The release of the secret service files from both the communist era and Milosevic’s regime requested by the EU will have to wait for a new government in Serbia.
In its latest resolution on Serbia, on March 28, the European Parliament called on the authorities “to continue their efforts to eliminate the legacy of the former communist secret services as a step in the democratisation of Serbia”.
The European Parliament requested the opening of the National Archives, and in particular the documents of the former intelligence agency, the UDBA.
The EU also demands that Serbia “facilitates access to those archives that concern the former republics of Yugoslavia and to return them to the respective governments if they so request.”
However, the files can only be opened after the general elections in May. The Serbian parliament has already been adjourned, which means that the long awaited Law on the Opening of the Secret Files will have to wait a bit longer.
Several attempts have been made to pass the law in the past. The first attempt was made after the democratic changes in 2000, and the last in 2004, when the SPO, one of the Serbian political parties, put forward the law. The law, however, never gained wide support in the Serbian parliament.
The majority of the political parties in Serbia are currently in favour of releasing the files, claiming that they back the disclosure of the names of war crime perpetrators contained in the files.
Ivica Dacic, the leader of the former Slobodan Milosevic’s party, the Socialist Party of Serbia, who has been the biggest opponent of the law on secret files, says that neither he nor his party are afraid of the files being released.

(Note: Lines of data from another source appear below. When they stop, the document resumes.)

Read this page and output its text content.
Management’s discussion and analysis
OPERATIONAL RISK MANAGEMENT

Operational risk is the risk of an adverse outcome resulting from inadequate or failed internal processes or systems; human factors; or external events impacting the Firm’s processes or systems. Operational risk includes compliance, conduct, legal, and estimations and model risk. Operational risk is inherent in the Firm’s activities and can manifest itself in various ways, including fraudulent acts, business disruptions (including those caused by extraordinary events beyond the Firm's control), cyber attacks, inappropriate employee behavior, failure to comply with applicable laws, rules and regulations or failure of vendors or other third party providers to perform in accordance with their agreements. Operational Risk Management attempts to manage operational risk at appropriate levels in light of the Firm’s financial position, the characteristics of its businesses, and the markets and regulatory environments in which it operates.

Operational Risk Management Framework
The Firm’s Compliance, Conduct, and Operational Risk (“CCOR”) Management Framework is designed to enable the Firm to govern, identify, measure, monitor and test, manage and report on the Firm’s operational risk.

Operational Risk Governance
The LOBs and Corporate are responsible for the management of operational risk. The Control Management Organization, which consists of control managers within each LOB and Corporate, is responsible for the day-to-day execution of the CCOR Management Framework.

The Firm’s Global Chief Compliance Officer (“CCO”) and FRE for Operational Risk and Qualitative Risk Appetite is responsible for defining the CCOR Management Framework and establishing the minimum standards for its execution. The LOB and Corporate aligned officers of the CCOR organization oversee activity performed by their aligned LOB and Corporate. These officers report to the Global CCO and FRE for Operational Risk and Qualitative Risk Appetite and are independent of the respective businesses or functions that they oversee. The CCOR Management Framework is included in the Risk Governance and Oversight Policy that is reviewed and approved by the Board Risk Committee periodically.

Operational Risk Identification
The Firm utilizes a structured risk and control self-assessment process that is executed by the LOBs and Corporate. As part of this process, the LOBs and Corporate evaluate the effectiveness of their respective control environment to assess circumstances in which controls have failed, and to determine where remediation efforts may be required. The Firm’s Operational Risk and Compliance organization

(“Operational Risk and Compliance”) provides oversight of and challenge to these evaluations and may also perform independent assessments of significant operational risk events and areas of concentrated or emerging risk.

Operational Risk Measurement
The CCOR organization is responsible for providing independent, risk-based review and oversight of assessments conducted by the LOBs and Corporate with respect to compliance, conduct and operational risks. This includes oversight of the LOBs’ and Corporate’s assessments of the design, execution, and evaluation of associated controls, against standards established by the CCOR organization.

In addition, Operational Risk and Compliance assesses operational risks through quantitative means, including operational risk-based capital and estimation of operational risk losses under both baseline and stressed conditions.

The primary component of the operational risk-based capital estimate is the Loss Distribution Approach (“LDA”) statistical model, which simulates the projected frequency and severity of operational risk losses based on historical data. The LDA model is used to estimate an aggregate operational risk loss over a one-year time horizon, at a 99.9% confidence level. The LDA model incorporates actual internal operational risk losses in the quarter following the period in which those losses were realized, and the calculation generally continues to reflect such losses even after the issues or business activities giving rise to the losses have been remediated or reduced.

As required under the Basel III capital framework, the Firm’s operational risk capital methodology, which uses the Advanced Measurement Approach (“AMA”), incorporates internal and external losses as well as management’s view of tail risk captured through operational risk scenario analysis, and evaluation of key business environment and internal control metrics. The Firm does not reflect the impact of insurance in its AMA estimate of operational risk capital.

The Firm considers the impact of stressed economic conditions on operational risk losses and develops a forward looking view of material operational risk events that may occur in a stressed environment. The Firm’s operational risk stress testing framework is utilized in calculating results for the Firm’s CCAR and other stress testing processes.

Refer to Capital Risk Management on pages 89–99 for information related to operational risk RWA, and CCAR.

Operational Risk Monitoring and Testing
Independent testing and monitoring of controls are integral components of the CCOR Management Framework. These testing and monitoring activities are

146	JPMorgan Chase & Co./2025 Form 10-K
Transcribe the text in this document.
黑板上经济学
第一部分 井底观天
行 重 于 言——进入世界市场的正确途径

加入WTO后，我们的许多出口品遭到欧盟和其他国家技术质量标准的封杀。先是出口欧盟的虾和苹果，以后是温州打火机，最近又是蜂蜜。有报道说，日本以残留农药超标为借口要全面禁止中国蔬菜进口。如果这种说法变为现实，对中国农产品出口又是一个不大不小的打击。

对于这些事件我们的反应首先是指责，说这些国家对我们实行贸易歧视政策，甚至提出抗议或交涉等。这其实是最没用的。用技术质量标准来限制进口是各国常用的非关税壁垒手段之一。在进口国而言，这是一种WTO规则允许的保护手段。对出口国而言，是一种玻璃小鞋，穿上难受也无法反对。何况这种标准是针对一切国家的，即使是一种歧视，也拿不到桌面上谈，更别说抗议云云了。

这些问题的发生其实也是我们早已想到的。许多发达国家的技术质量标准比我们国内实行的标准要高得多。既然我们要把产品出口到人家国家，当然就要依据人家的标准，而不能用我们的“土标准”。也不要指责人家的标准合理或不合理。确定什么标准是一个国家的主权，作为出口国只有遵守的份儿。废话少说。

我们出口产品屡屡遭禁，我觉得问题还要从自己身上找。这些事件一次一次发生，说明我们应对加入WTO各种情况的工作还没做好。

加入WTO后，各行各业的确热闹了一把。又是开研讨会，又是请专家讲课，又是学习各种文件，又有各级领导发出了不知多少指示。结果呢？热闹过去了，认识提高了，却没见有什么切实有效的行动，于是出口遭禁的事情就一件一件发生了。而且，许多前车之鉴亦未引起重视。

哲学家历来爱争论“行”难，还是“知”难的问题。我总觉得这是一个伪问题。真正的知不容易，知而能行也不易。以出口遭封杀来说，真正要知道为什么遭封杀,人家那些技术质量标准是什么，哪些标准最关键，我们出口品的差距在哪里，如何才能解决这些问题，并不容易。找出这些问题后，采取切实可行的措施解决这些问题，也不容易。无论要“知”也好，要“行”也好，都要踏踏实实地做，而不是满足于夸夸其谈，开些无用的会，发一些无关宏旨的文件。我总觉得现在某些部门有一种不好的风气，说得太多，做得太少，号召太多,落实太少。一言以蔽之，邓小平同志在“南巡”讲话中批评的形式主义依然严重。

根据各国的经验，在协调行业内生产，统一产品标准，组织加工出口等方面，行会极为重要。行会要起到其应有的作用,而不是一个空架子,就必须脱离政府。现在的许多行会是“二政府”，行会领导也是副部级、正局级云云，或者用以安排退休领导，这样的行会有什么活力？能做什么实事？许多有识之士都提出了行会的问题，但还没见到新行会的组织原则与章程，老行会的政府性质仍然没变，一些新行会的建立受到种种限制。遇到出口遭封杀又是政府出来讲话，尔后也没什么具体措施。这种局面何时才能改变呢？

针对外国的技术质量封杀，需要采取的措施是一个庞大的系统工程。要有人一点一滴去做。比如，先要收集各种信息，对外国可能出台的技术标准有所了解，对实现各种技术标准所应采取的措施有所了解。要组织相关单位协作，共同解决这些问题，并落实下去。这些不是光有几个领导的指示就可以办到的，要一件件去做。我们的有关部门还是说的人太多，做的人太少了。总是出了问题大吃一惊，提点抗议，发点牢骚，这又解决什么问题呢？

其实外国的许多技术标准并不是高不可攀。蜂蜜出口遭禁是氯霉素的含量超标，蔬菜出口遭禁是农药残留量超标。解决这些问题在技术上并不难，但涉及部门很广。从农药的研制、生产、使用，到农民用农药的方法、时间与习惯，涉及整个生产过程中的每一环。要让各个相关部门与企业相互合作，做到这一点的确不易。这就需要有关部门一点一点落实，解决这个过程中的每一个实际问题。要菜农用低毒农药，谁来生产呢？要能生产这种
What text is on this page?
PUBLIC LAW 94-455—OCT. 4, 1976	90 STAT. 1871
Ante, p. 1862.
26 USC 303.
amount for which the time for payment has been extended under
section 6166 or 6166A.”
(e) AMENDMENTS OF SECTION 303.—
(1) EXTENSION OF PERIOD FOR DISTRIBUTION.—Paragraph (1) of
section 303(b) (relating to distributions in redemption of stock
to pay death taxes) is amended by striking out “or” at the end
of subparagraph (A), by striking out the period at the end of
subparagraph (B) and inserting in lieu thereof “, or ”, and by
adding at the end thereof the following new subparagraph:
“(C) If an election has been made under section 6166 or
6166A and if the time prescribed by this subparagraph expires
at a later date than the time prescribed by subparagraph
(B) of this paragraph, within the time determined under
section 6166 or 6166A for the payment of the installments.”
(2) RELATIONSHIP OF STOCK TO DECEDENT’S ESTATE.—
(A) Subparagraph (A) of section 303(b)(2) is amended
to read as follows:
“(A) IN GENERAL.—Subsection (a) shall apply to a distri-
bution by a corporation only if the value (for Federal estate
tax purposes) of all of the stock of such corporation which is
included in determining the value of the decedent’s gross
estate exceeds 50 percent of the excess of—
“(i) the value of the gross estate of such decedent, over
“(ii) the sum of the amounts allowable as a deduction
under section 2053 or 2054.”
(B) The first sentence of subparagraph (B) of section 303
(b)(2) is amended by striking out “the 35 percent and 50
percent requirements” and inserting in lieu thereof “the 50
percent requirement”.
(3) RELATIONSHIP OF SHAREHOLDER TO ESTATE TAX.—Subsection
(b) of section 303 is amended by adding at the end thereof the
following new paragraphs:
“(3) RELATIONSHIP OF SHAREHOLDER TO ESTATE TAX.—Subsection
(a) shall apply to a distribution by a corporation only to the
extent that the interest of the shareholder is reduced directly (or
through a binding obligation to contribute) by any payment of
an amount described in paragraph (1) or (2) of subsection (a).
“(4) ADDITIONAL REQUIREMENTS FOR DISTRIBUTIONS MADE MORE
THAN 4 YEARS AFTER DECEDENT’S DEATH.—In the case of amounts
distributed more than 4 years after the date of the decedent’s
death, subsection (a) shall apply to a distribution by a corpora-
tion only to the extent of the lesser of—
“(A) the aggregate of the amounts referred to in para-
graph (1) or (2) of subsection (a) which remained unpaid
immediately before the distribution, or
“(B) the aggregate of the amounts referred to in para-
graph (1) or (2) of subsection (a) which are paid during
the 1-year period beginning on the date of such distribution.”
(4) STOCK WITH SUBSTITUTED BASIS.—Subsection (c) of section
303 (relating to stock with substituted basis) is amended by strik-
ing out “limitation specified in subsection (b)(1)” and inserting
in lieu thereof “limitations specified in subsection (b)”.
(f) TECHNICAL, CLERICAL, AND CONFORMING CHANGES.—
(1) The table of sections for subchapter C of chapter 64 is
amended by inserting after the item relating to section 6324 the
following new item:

“We have no reason to be afraid. Milosevic’s opponents should worry, since we will find out which of them cooperated with the secret services. Actually, I cannot wait for the files to be opened,“ said Dacic to the media on Tuesday.
The Serbian State Secretary for the Ministry of Justice, Slobodan Homen, believes that as well as implementing the new law, the new government will have to form a special commission to deal with such a sensitive issue.
“Those documents are full of sensitive information, not just about public figures, but also about ordinary citizens. That is why we need someone who will decide what should be made public, what is truth and what is misuse [of the information],” explains Homen.
Serbia is expected to use the so-called European freedom of information model, where each person can access his or her own file, while the misuse of information by a third party is prohibited.
The Serbian archives are thought to contain thousands of secret documents about political murders, the blackmail of politicians and criminals, relationships with domestic and foreign intelligence agencies. It also contains information about citizens from across the former Yugoslavia, as well as Serbian citizens.
Serbia is the last county in Europe to open its secret archives.